“Je suis fat-ee-gay!” I used to love that phrase in my French class. It was fun to say and as a partying, living life to the fullest (nearly bursting) 16-year-old it was usually true. But I never knew what fatigue was until this year.
Compassion fatigue. You hear a lot about it in the helping professions. They warn you repeatedly about it in school. Make sure to use your Self Care techniques and look after yourself. Umm okay. But what is it really? What does it look like, feel like, manifest like?
It’s driving past someone hanging off the side of a bridge. Someone has stopped already and is trying to help but they seem to be a little overwhelmed. Not only do you keep driving but the thought pops into your head, unbidden, “If he jumps that'll be one less to deal with”.

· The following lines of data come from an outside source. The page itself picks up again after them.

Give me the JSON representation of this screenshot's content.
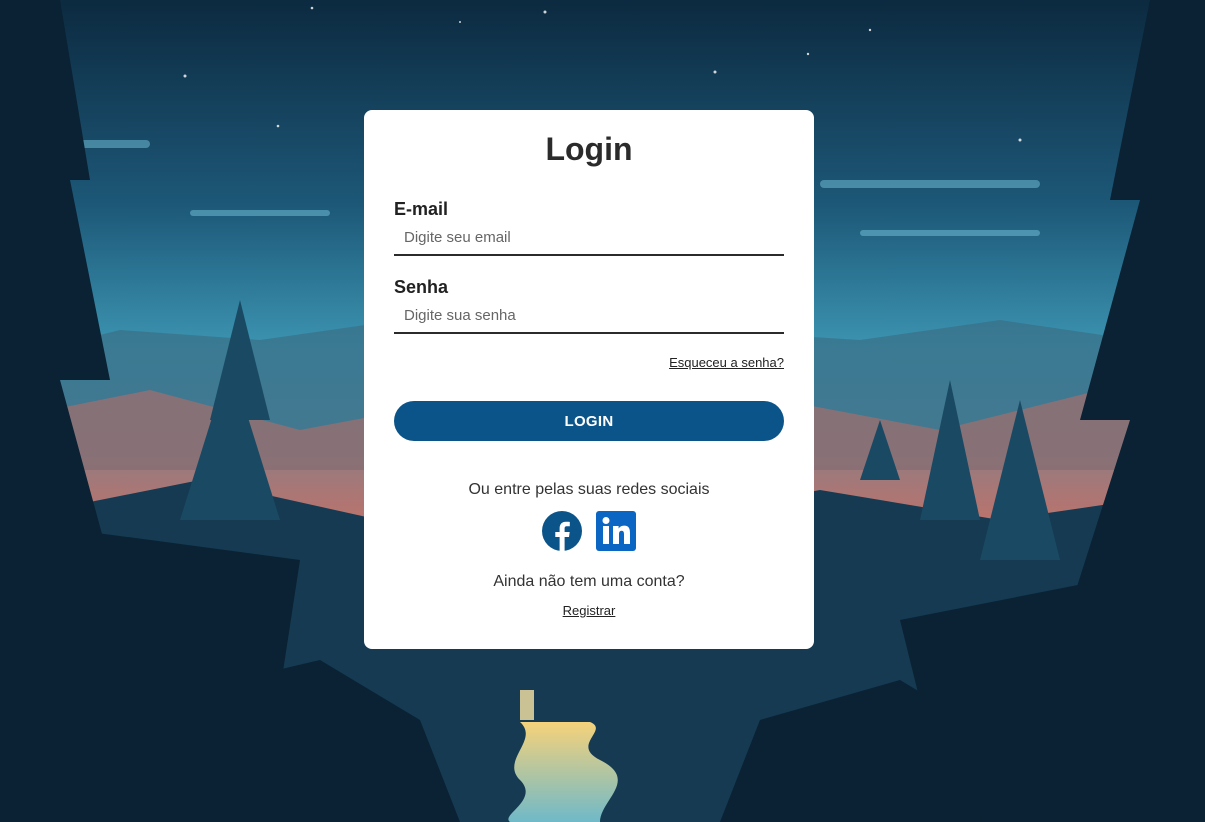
{
  "login": {
    "title": "Login",
    "email_label": "E-mail",
    "email_placeholder": "Digite seu email",
    "password_label": "Senha",
    "password_placeholder": "Digite sua senha",
    "forgot_link": "Esqueceu a senha?",
    "login_button": "LOGIN",
    "social_prompt": "Ou entre pelas suas redes sociais",
    "social_icons": [
      "facebook-icon",
      "linkedin-icon"
    ],
    "no_account_text": "Ainda não tem uma conta?",
    "register_link": "Registrar"
  },
  "colors": {
    "button": "#0b5489",
    "facebook": "#0b5489",
    "linkedin": "#0a66c2",
    "card": "#ffffff"
  }
}
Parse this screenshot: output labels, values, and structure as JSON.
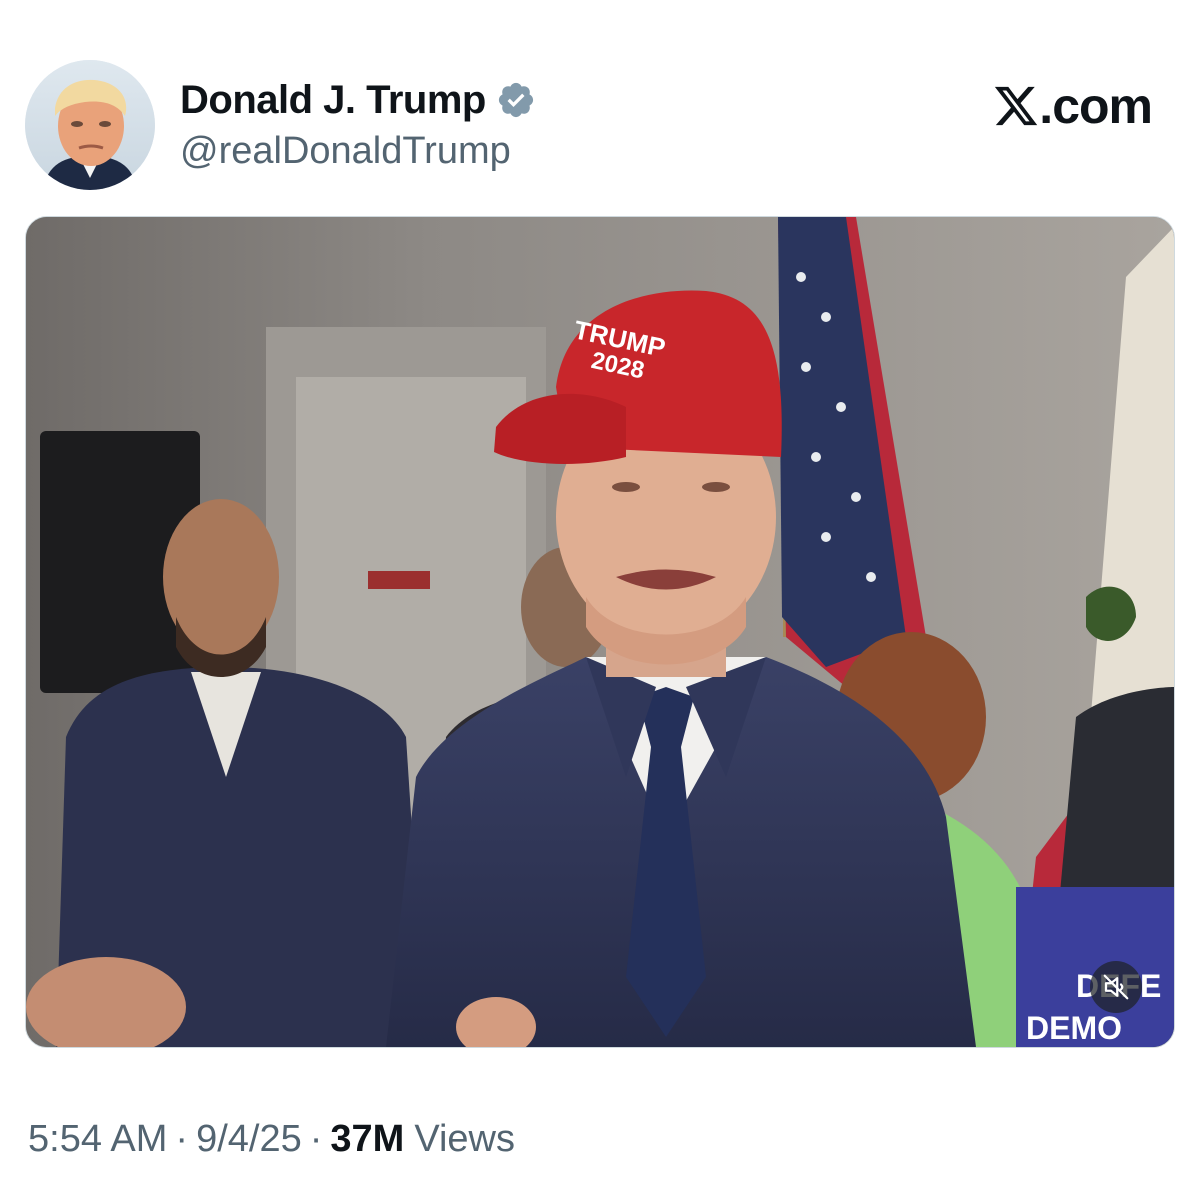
{
  "author": {
    "display_name": "Donald J. Trump",
    "handle": "@realDonaldTrump",
    "verified_icon": "verified-badge-icon",
    "verified_color": "#829aab"
  },
  "brand": {
    "logo_icon": "x-logo-icon",
    "text": ".com"
  },
  "media": {
    "type": "video",
    "hat_line1": "TRUMP",
    "hat_line2": "2028",
    "sign_text": "DEFE DEMO",
    "mute_icon": "speaker-muted-icon"
  },
  "footer": {
    "time": "5:54 AM",
    "separator": "·",
    "date": "9/4/25",
    "views_count": "37M",
    "views_label": "Views"
  },
  "colors": {
    "text_primary": "#0f1419",
    "text_secondary": "#536471",
    "hat_red": "#c8262b"
  }
}
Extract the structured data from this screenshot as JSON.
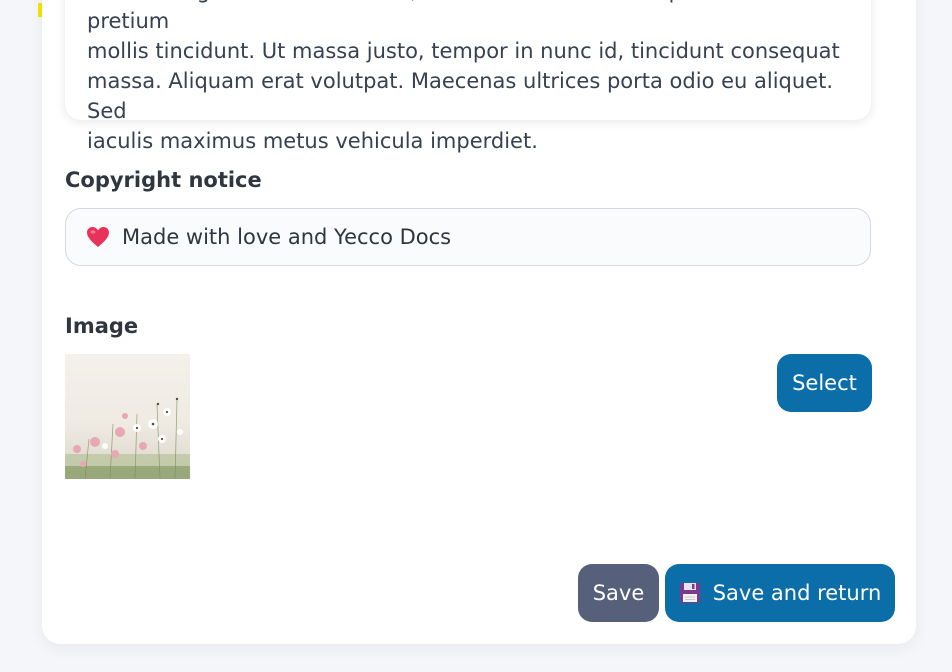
{
  "description": {
    "text": "Aenean sagittis venenatis eros, vel mollis velit rutrum quis. Nullam pretium\nmollis tincidunt. Ut massa justo, tempor in nunc id, tincidunt consequat\nmassa. Aliquam erat volutpat. Maecenas ultrices porta odio eu aliquet. Sed\niaculis maximus metus vehicula imperdiet."
  },
  "copyright": {
    "label": "Copyright notice",
    "value": "Made with love and Yecco Docs",
    "icon": "heart-icon"
  },
  "image": {
    "label": "Image",
    "select_label": "Select",
    "thumbnail": "flower-field-thumbnail"
  },
  "actions": {
    "save_label": "Save",
    "save_return_label": "Save and return",
    "save_return_icon": "floppy-disk-icon"
  },
  "colors": {
    "primary": "#0b6ea8",
    "secondary": "#56607a",
    "heart": "#e8325a",
    "marker": "#f5e400"
  }
}
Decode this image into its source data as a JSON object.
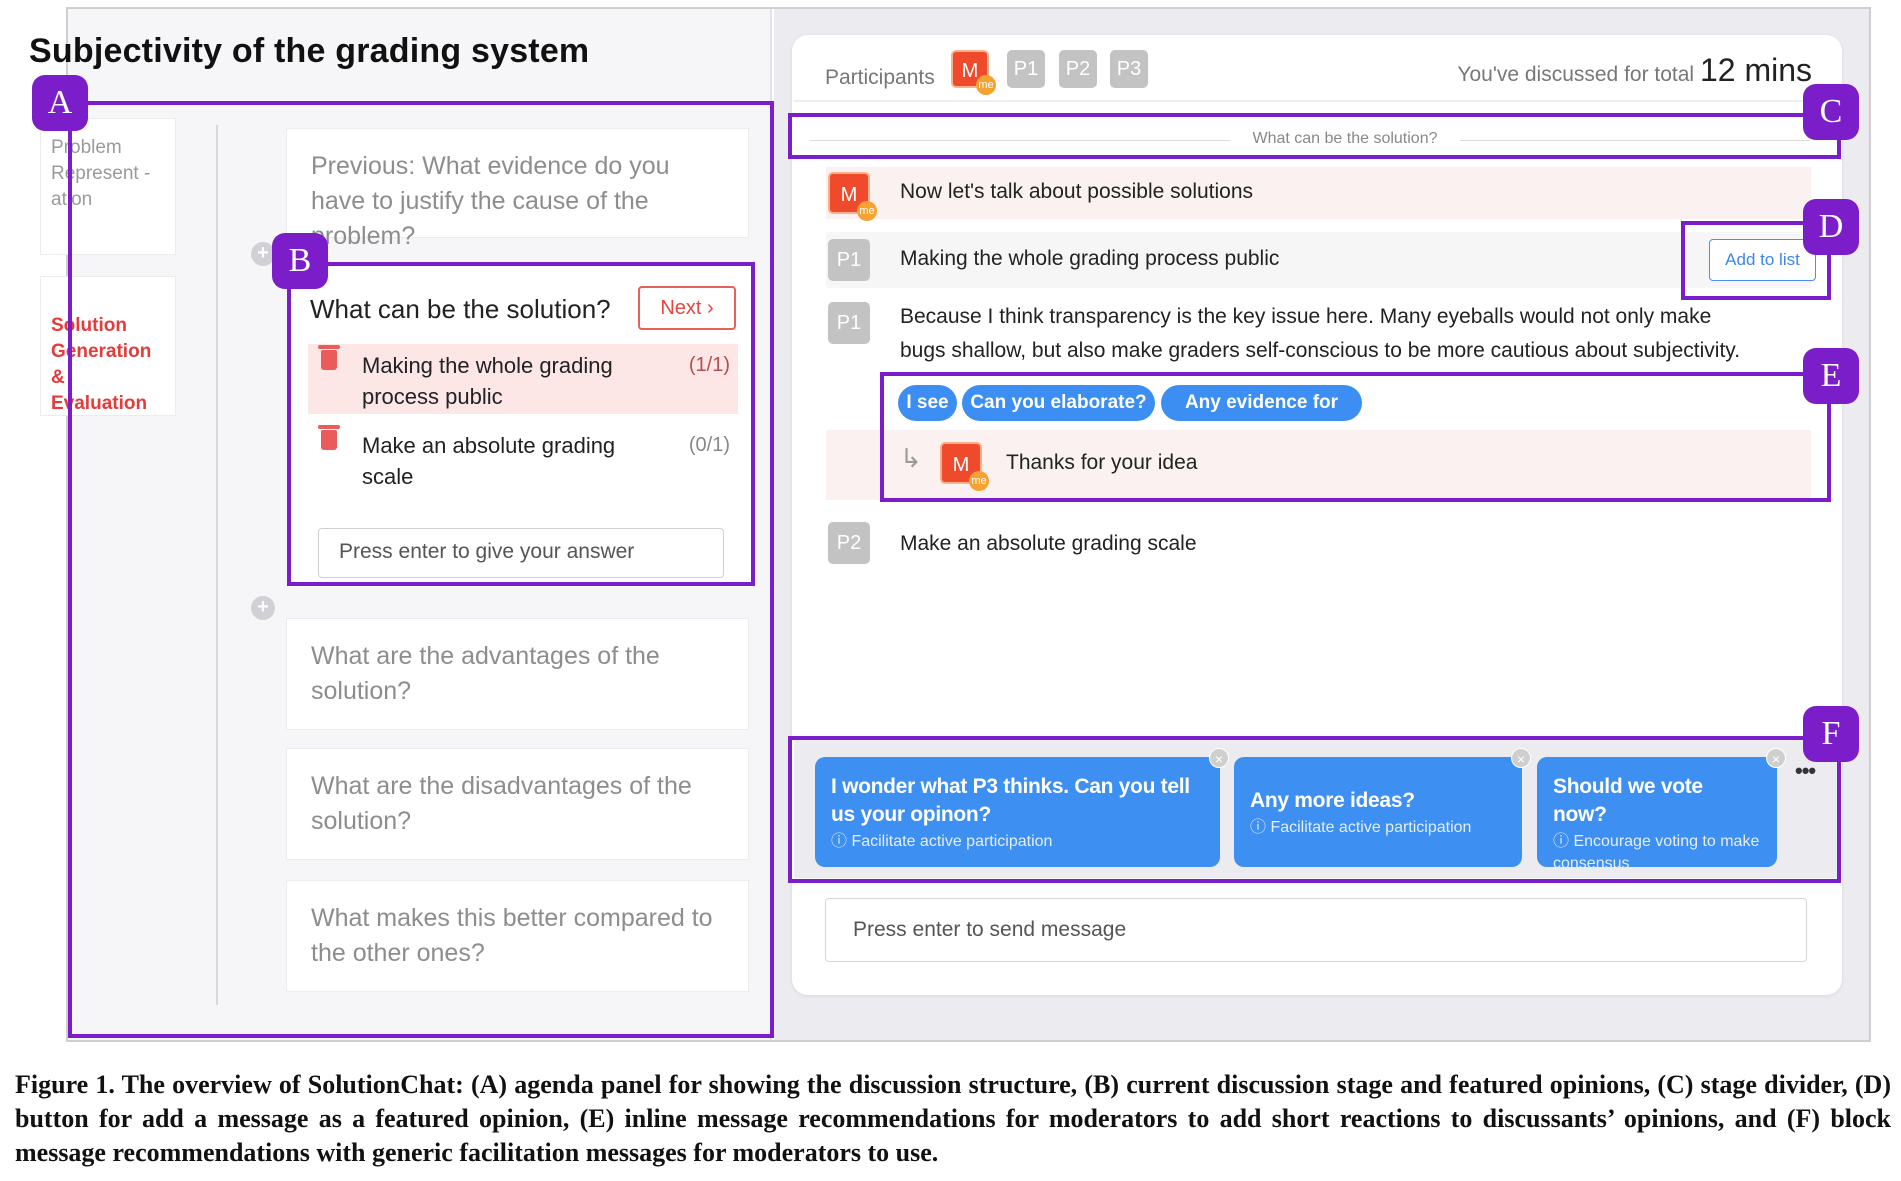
{
  "panel_title": "Subjectivity of the grading system",
  "agenda": {
    "tab_problem": "Problem Represent -ation",
    "tab_solution": "Solution Generation & Evaluation",
    "stages": {
      "previous": "Previous: What evidence do you have to justify the cause of the problem?",
      "advantages": "What are the advantages of the solution?",
      "disadvantages": "What are the disadvantages of the solution?",
      "better": "What makes this better compared to the other ones?"
    }
  },
  "current_stage": {
    "title": "What can be the solution?",
    "next_label": "Next",
    "opinions": [
      {
        "text": "Making the whole grading process public",
        "count": "(1/1)"
      },
      {
        "text": "Make an absolute grading scale",
        "count": "(0/1)"
      }
    ],
    "answer_placeholder": "Press enter to give your answer"
  },
  "chat": {
    "participants_label": "Participants",
    "participants": [
      "M",
      "P1",
      "P2",
      "P3"
    ],
    "me_badge": "me",
    "discussed_prefix": "You've discussed for total",
    "discussed_value": "12 mins",
    "divider_text": "What can be the solution?",
    "messages": [
      {
        "author": "M",
        "text": "Now let's talk about possible solutions"
      },
      {
        "author": "P1",
        "text": "Making the whole grading process public"
      },
      {
        "author": "P1",
        "text_line1": "Because I think transparency is the key issue here. Many eyeballs would not only make",
        "text_line2": "bugs shallow, but also make graders self-conscious to be more cautious about subjectivity."
      },
      {
        "author": "M",
        "text": "Thanks for your idea"
      },
      {
        "author": "P2",
        "text": "Make an absolute grading scale"
      }
    ],
    "add_to_list_label": "Add to list",
    "inline_chips": [
      "I see",
      "Can you elaborate?",
      "Any evidence for this?"
    ],
    "recommendations": [
      {
        "main": "I wonder what P3 thinks. Can you tell us your opinon?",
        "sub": "Facilitate active participation"
      },
      {
        "main": "Any more ideas?",
        "sub": "Facilitate active participation"
      },
      {
        "main": "Should we vote now?",
        "sub": "Encourage voting to make consensus"
      }
    ],
    "more_label": "•••",
    "send_placeholder": "Press enter to send message"
  },
  "annotations": [
    "A",
    "B",
    "C",
    "D",
    "E",
    "F"
  ],
  "caption": "Figure 1.  The overview of SolutionChat: (A) agenda panel for showing the discussion structure, (B) current discussion stage and featured opinions, (C) stage divider, (D) button for add a message as a featured opinion, (E) inline message recommendations for moderators to add short reactions to discussants’ opinions, and (F) block message recommendations with generic facilitation messages for moderators to use.",
  "colors": {
    "annotation": "#7b1ec9",
    "accent_blue": "#3d8ff2",
    "moderator": "#ef4a2c",
    "alert_red": "#e8453f"
  }
}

It’s sitting around trash-talking your colleagues, community partners, or worse your clients without batting an eyelash, hoping beyond all reason that this will help you feel better. You get a slight high off the bitch session but really it makes things worse because you are planting seeds of resentment.
It’s a disgusting feeling. It’s not congruent with all you truly believe and feel. It’s disingenuous, perverted, and inauthentic. It sucks!
I can hear you now pondering my very REAL examples. How can you do that? That's disgusting. Why didn't you stop? You know why I can hear you? Because I'm saying things 20 times worse about myself in my own head. I'm thinking: you're a helper, you believe in dignity for everyone, all life is worthy, even assholes need help, how could you of all people have done that.
And there's the rub-the vicious downward spiral that compounds the pain and suffering. You have acted in a way that you know is not in line with your true self. But instead of recognizing what is happening and extending yourself some love and compassion you berate yourself for your behaviour and double your efforts at living up to your ideals and values. And on it goes, because after all we are all only human.
How does this happen though? How does a well-educated person allow this to occur? Well let me tell you, it seems to sneak up on someone who is just doing their job in an underfunded system. It creeps over your shoulder for a while, stalking and threatening, but you manage to keep it at bay with friends and fun and healthy coping skills. You learn to say “no,” but one day a lifetime of saying “yes” eventually leaps up and bites you in the ass. Then there comes the perfect storm of personal, professional and community demands that leaves your neck open for the killing bite. (Because often when you feel like you're successfully keeping it at bay it is actually eating away at your relationships and personal life through low energy and moodiness to name a few.) So now you are left with the destruction and the vicious circle of inauthentic actions or thoughts and self-beratement for your incongruence. So what does one do?